Ed Yardeni, chief investment strategist at Yardeni Research, applied those words to what, for most observers, has to feel like a unique climate for playing the market these days.
But that is not necessarily the case, according to Yardeni.
“We live in interesting, though not unprecedented, times,” he wrote in a blog post . “The Roaring 1920s could be a precedent for the Roaring 2020s.”
For instance, he compared the coronavirus pandemic to the 1918 Spanish Flu, which killed an estimated 50 million people and infected some 500 million around the world.
“The good news is that the bad news during the previous precedent was followed by the Roaring 20s,” Yardeni wrote. “So far, the 2020s has started with the pandemic, but there are plenty of years left for the prosperous 1920s to become a precedent for the current decade.”
The key to the next boom, as it was in the 1920, will be technology-enhanced productivity.
“Today’s doomsters could be confounded by biotechnological innovations that deliver not only a vaccine for COVID-19 but for all coronaviruses, Yardeni said. “Scientists are investigating an array of approaches to fight COVID-19. Hopefully, beyond finding a cure or a vaccine, one of the beneficial outcomes of all this research will be that scientists learn many more ways to combat illnesses in general and viruses in particular.”

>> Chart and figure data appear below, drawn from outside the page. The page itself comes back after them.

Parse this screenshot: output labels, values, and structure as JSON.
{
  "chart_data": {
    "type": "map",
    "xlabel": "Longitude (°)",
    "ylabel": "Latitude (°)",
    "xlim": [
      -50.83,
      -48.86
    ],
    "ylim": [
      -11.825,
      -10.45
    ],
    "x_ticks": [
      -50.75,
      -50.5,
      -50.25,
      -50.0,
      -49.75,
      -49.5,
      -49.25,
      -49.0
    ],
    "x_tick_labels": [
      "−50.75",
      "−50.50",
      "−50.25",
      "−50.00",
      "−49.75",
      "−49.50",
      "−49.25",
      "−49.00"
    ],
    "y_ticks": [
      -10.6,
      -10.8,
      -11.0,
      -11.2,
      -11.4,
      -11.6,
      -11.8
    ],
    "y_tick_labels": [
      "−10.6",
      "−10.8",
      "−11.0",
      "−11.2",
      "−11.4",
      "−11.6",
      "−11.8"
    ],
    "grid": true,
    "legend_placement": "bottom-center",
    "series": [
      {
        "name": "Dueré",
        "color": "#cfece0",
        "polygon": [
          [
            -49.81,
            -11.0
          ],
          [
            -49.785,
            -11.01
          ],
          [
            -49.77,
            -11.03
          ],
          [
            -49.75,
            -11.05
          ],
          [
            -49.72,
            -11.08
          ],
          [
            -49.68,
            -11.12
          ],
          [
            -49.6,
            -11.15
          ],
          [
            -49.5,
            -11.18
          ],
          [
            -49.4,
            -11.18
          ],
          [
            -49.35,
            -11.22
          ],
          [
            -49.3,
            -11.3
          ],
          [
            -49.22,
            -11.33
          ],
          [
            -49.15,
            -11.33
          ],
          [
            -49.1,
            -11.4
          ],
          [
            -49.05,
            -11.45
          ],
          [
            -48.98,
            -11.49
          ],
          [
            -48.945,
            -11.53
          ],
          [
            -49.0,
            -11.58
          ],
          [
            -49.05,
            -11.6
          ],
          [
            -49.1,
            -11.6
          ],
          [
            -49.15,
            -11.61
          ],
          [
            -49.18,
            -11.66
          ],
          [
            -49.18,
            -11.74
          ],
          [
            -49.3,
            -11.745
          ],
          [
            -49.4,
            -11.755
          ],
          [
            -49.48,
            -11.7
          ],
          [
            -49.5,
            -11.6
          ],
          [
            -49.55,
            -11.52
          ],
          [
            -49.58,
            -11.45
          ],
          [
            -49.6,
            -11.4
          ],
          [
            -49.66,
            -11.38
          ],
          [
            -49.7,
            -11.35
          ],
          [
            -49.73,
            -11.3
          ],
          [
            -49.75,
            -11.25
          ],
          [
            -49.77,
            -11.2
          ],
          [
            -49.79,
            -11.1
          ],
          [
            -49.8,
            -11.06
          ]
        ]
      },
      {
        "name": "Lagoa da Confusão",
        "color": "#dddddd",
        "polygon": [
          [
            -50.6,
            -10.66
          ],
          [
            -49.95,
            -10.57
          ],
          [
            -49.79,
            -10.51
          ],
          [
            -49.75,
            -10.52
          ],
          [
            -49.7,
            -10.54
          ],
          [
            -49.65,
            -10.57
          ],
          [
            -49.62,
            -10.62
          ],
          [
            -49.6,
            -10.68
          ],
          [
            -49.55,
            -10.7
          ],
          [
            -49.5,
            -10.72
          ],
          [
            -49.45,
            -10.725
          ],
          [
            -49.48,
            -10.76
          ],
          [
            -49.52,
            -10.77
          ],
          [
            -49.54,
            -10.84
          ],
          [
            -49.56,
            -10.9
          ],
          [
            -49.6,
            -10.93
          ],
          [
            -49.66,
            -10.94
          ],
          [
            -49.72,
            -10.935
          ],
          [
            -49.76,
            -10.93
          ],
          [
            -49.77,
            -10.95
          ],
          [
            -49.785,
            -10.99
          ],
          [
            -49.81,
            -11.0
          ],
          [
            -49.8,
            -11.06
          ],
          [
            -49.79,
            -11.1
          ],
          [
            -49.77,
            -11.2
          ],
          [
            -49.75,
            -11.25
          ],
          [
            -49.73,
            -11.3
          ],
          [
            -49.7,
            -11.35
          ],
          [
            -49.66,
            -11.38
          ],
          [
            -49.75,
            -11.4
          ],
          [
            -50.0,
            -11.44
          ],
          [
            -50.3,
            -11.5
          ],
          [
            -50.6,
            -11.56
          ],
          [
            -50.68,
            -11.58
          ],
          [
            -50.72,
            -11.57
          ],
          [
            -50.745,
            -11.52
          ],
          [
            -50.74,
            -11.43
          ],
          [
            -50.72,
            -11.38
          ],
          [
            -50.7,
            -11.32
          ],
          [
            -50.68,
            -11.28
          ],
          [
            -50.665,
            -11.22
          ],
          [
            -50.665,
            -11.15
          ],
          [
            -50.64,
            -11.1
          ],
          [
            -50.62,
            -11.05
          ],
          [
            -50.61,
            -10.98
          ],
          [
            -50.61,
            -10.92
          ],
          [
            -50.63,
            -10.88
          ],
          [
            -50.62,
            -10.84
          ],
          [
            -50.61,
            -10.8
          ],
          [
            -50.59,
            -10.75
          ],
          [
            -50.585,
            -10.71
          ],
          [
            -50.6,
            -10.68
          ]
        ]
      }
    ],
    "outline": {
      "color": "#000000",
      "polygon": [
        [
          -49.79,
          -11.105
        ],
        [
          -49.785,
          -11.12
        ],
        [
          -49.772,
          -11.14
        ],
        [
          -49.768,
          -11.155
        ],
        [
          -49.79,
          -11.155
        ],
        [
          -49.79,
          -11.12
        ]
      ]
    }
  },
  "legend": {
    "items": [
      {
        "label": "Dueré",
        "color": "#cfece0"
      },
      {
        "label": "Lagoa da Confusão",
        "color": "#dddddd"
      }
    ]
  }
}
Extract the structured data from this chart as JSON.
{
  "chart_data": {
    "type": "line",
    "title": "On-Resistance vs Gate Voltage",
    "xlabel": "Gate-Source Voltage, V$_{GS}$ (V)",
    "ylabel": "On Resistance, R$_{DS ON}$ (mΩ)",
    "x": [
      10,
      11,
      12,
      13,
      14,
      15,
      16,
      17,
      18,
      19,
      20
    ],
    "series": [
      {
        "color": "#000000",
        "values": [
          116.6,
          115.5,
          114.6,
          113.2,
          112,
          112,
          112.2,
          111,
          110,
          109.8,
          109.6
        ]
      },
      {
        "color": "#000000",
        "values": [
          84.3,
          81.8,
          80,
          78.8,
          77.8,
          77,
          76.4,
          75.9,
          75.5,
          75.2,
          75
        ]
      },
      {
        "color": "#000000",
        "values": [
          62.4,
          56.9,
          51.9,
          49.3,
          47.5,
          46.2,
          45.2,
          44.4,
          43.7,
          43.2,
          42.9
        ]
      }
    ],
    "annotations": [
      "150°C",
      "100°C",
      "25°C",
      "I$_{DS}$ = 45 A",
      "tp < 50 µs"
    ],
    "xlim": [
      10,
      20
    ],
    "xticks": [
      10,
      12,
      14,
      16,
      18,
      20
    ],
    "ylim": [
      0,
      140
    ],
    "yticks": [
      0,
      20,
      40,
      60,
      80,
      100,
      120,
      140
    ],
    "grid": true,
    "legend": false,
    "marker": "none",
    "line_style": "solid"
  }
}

Add this to robotics, AI, nanotechnology, blockchain, electric vehicles, quantum computing, etc., and, as Yardeni suggests, we could be looking at a historic transformation, much like the advances in transportation, manufacturing, electricity and plumbing that ensued 100 years ago.
What’s it all mean for the stock market?
Well, as Yardeni told clients in a note Wednesday, he sees a strong finish to the year for the S&P 500 thanks to historic stimulus and a resilient bullish trend. The buying will spill over into 2021, where the S&P could end the year with a double-digit pop, he predicted.
“The 1920s ended with a stock-market meltup followed by a meltdown,” he said. “The 2020s may already be seeing a meltup, begun on March 23.”
If history does, indeed, rhyme, this rally has lots of room to run, but investors might want to mark their calendars for the fall of 2029.
Meanwhile, the stock market was mixed in Thursday’s trading session, with the Dow Jones Industrial Average /zigman2/quotes/210598065/realtime DJIA +1.20% and the S&P 500 /zigman2/quotes/210599714/realtime SPX +0.83% losing some ground as the tech-heavy Nasdaq Composite /zigman2/quotes/210598365/realtime COMP +0.74% edged higher.